Publicado 01 de Outubro de 2019 - 21h46

Por AFP

O primeiro-ministro britânico, Boris Johnson, fará na quarta-feira (1) uma "proposta final" à União Europeia para obter um acordo sobre o Brexit "justo e razoável", anunciaram seus serviços na noite de terça-feira (1), advertindo, no entanto, que a oferta seria para pegar ou largar.

O chefe de governo vai revelar suas propostas formais na quarta-feira em seu discurso de encerramento do congresso do Partido Conservador em Manchester, no noroeste da Inglaterra.

"Se Bruxelas não iniciar o diálogo com esta proposta, então este governo deixará de negociar até que tenhamos deixado a UE", sem acordo, em 31 de outubro, informaram os serviços do premiê em um comunicado.

"Sob nenhuma circunstância, o primeiro-ministro negociará o prazo" do Brexit, acrescentou o texto, embora o Parlamento tenha votado uma lei que o obriga a pedir um novo adiamento caso não chegue a um acordo até 19 de outubro, às vésperas da próxima cúpula europeia.

O Reino Unido decidiu no referendo há mais de três anos sair da União Europeia e devia tê-lo feito em março passado. Mas diante do repúdio do Parlamento britânico ao acordo negociado pela anterior primeira-ministra, Theresa May, a data foi adiada duas vezes até 31 de outubro.

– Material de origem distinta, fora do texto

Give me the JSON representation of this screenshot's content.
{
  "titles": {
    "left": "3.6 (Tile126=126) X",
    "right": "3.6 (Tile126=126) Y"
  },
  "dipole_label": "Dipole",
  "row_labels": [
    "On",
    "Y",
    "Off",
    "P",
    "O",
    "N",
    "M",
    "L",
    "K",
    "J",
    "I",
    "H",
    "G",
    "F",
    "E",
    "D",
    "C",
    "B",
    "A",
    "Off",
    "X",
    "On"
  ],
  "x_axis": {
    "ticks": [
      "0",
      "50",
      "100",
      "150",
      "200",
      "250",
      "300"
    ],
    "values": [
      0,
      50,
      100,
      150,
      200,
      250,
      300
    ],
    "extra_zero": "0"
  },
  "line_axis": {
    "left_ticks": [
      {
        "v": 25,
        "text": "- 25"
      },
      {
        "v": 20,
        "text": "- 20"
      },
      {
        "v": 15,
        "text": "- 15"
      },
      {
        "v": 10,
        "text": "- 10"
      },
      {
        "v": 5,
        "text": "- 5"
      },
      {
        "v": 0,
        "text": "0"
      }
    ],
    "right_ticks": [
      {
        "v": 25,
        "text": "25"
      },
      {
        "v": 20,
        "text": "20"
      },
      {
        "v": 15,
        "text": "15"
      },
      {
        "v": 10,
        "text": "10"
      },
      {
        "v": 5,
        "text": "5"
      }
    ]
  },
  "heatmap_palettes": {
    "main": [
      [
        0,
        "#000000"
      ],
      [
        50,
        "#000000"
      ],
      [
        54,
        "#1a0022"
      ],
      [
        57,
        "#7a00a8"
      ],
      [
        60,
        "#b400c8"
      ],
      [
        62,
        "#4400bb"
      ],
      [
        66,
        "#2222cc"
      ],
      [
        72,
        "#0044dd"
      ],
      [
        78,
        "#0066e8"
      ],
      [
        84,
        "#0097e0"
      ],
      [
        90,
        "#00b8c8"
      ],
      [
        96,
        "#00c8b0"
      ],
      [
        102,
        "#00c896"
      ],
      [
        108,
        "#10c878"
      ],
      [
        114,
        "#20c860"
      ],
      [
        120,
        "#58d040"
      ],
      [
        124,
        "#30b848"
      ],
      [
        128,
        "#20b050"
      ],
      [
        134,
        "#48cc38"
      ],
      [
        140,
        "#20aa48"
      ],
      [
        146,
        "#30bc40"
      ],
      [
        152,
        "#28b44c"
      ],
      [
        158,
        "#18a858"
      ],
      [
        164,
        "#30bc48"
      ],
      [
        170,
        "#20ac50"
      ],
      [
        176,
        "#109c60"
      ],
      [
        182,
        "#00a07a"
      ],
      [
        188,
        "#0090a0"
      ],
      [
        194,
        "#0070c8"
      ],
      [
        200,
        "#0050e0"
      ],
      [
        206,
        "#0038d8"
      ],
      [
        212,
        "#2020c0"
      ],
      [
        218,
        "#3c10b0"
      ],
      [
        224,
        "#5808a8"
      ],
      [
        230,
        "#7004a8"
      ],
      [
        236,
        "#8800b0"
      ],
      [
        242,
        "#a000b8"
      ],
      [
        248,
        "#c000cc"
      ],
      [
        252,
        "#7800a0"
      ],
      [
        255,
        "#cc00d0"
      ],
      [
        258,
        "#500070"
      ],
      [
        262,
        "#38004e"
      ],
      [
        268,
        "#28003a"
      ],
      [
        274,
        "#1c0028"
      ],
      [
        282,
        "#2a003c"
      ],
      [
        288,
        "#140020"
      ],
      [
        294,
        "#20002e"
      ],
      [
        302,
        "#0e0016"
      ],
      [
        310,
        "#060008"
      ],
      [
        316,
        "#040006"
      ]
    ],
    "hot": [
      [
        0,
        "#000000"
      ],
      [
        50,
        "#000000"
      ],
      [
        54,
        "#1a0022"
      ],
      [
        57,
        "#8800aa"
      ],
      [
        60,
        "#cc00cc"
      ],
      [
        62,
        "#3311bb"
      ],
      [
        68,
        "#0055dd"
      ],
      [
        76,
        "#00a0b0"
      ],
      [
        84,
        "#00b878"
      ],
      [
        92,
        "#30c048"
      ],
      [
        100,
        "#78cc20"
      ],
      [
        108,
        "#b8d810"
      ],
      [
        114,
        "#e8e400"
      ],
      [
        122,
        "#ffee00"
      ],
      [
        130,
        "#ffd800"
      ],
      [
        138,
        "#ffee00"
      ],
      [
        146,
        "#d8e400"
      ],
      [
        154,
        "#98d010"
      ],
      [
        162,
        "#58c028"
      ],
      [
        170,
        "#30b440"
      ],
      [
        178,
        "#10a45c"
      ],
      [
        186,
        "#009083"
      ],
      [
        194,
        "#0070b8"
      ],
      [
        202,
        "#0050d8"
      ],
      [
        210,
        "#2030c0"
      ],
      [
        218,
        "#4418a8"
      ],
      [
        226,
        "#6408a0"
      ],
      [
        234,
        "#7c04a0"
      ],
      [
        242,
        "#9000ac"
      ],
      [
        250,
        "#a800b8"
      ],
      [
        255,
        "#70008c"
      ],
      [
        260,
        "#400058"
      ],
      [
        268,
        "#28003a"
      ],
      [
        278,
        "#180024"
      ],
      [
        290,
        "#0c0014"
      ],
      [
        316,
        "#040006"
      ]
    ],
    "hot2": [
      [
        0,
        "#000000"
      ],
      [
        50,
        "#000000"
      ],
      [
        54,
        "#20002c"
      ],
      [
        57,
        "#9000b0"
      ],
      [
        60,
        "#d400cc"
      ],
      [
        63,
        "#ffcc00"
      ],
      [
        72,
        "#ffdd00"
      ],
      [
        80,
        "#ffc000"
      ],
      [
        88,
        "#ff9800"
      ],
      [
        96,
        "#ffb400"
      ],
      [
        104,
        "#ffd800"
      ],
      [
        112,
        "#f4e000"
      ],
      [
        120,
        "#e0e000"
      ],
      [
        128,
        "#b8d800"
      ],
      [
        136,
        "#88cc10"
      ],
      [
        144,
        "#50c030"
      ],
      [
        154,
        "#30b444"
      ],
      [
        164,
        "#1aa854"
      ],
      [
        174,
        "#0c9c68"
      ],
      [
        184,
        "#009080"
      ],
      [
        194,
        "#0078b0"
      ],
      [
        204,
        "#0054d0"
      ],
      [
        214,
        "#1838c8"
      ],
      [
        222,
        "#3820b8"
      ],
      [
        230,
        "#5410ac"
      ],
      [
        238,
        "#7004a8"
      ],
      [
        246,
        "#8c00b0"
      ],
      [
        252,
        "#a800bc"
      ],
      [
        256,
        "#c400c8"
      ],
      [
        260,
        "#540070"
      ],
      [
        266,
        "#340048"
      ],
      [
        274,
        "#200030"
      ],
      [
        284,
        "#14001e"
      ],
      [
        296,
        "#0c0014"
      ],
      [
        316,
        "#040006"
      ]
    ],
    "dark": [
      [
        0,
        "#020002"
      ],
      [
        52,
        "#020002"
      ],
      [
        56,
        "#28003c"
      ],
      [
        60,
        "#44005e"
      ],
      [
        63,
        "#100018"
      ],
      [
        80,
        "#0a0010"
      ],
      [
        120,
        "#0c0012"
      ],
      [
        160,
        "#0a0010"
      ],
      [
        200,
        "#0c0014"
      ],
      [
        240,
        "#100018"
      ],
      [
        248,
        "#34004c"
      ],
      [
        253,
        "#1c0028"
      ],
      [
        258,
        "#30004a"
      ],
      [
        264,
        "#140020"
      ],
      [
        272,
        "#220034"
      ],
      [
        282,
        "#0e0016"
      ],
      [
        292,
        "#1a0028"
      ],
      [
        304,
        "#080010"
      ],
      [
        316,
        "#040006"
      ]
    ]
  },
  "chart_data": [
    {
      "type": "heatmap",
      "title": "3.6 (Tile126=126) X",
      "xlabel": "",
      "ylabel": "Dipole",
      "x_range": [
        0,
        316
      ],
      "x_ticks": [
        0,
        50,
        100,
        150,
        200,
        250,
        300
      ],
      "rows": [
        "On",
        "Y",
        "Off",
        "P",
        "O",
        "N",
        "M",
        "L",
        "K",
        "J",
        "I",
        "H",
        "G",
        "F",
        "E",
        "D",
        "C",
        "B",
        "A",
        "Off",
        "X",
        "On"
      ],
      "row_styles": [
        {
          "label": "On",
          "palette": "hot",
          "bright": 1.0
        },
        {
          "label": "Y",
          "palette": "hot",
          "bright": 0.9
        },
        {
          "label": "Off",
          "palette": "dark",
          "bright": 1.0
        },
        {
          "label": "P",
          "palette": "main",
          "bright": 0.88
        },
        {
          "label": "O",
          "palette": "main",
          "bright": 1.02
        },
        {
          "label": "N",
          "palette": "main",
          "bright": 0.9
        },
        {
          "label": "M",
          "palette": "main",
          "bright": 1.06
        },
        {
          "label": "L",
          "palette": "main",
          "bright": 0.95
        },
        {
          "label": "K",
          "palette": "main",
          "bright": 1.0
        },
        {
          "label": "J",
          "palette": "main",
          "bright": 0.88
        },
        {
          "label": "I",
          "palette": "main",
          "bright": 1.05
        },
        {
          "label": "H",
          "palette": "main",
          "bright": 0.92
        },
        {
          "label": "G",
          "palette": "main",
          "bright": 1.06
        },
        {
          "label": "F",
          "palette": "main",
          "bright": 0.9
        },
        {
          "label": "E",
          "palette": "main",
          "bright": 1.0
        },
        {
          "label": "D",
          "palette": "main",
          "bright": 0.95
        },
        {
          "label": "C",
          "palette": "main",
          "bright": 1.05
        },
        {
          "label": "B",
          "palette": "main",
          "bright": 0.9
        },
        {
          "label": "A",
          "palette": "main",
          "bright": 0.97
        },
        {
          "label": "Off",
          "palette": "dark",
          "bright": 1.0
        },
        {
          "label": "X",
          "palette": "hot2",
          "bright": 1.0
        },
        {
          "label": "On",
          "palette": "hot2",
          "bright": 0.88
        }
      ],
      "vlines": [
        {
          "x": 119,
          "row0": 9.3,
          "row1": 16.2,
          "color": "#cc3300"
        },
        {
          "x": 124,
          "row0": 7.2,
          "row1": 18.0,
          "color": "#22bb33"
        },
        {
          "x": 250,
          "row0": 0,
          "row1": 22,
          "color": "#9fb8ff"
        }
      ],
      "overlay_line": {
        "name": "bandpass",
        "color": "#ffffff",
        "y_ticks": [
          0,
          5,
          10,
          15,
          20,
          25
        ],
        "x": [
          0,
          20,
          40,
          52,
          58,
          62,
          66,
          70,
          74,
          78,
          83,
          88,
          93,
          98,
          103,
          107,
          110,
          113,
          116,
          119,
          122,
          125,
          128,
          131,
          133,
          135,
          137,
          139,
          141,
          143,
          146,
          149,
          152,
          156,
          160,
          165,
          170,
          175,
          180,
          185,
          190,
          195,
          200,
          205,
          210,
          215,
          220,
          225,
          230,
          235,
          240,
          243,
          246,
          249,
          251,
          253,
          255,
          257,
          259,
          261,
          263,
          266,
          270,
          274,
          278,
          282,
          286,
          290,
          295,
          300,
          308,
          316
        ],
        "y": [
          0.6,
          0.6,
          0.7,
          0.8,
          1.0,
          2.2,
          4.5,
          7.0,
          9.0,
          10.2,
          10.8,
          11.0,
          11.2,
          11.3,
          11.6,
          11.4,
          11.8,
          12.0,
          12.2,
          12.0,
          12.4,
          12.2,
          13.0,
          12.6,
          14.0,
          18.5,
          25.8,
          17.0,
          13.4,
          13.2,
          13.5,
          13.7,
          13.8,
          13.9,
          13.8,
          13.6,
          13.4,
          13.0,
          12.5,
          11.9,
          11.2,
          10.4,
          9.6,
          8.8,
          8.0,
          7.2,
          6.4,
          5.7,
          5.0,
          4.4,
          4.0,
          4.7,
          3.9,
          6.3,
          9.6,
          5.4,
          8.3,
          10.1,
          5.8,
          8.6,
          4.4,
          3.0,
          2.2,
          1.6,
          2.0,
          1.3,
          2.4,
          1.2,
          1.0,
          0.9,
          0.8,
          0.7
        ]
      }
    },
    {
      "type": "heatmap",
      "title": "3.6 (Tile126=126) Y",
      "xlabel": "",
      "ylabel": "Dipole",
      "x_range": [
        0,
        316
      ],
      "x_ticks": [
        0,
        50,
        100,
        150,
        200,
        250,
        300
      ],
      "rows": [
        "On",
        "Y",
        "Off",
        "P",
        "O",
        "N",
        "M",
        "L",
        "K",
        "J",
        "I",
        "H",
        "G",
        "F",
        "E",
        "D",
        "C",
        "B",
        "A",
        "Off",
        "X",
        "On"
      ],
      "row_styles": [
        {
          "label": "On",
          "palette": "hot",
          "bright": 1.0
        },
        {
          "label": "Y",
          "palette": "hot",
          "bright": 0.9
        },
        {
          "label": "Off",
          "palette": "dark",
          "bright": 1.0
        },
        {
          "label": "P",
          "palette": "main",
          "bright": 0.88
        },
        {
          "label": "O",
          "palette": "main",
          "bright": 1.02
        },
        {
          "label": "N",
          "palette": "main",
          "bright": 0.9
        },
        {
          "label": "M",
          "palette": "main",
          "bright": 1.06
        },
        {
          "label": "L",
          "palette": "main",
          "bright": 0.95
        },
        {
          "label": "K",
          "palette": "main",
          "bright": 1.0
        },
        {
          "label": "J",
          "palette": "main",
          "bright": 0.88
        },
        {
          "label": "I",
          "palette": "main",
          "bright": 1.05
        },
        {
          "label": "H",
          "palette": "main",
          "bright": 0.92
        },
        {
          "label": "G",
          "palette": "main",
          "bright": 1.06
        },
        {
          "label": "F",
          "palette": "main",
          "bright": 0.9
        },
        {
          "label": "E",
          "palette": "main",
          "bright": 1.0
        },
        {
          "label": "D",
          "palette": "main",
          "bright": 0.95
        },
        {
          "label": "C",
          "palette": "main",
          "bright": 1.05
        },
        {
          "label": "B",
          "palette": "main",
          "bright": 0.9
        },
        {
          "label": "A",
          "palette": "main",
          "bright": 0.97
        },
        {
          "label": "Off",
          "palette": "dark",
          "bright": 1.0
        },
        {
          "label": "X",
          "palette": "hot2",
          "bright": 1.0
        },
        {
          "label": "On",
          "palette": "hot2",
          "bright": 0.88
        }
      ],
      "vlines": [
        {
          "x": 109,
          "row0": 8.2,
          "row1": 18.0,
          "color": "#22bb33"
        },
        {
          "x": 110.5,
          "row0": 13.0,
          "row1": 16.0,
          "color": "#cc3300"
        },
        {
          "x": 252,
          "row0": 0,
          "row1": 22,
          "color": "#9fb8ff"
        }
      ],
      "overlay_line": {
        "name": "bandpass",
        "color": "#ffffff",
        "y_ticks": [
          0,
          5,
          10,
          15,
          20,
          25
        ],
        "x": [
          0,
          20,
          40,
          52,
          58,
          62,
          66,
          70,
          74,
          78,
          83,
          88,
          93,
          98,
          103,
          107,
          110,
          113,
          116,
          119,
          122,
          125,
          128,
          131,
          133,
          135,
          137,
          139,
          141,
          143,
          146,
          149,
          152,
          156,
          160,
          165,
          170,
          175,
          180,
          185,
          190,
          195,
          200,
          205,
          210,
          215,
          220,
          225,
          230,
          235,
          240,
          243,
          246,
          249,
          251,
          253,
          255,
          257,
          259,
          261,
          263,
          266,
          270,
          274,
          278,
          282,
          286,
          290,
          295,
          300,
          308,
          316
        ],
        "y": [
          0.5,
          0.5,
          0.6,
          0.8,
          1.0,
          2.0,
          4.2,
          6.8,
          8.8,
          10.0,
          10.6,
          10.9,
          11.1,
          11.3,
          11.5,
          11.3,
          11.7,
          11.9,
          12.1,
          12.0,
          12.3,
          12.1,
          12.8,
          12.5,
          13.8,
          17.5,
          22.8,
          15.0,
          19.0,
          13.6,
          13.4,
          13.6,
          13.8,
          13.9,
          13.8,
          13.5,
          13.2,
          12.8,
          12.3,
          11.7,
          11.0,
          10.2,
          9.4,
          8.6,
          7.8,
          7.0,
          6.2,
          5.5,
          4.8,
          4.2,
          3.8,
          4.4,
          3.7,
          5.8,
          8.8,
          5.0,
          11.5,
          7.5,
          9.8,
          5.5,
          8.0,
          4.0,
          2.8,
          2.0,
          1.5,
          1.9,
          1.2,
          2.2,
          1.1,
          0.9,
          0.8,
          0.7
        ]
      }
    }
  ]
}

O carismático e polêmico Johnson, que chegou ao poder no final de julho ao substituir May como líder do Partido Conservador, quer renegociar com a UE o ponto mais conflitante do texto: a chamada "salvaguarda irlandesa" ou como evitar uma nova fronteira física entre a província britânica da Irlanda do Norte e a República da Irlanda, um país membro da UE.

Seu objetivo é preservar o frágil acordo de paz na Sexta-feira Santa, que, em 1998, encerrou três décadas de sangrento conflito na Irlanda do Norte, mas Londres e Bruxelas não concordam com a forma de alcançá-lo.

Na terça-feira vazaram à imprensa várias versões das propostas de Johnson.

Uma delas contemplava realizar controles alfandegários em instalações levantadas a poucos quilômetros da linha fronteiriça, o que irritou o governo irlandês.

Johnson declarou à BBC que o publicado "não é exato". São "documentos técnicos que não estavam nas nossas propostas finais à Comissão Europeia", disse depois perante o Parlamento o secretário de Estado encarregado do Brexit, James Duddridge.

O primeiro-ministro irlandês, Leo Varadkar, recebeu com satisfação que Johnson descarte tais ideias. Caso contrário, teria demonstrado que o governo britânico atua "de má fé", afirmou, em alusão a especulações segundo as quais Johnson buscaria fazer fracassar a negociação para justificar um Brexit abrupto.

À tarde, Johnson deu alguns detalhes de sua proposta em uma série de entrevistas televisionadas: "estes controles não têm que ser feitos na fronteira (...) não tem que informar novas infraestruturas, mas (...) é preciso ter algum tipo de controles".

"Podem ser controles entre o importador e o exportador, o remetente e o receptor", reportou ao canal ITV, considerando que "há boas chances de se chegar a um acordo".

No entanto, "a negociação será difícil", admitiu em declarações à emissora BBC. "Esta é a hora da verdade", disse à Sky News.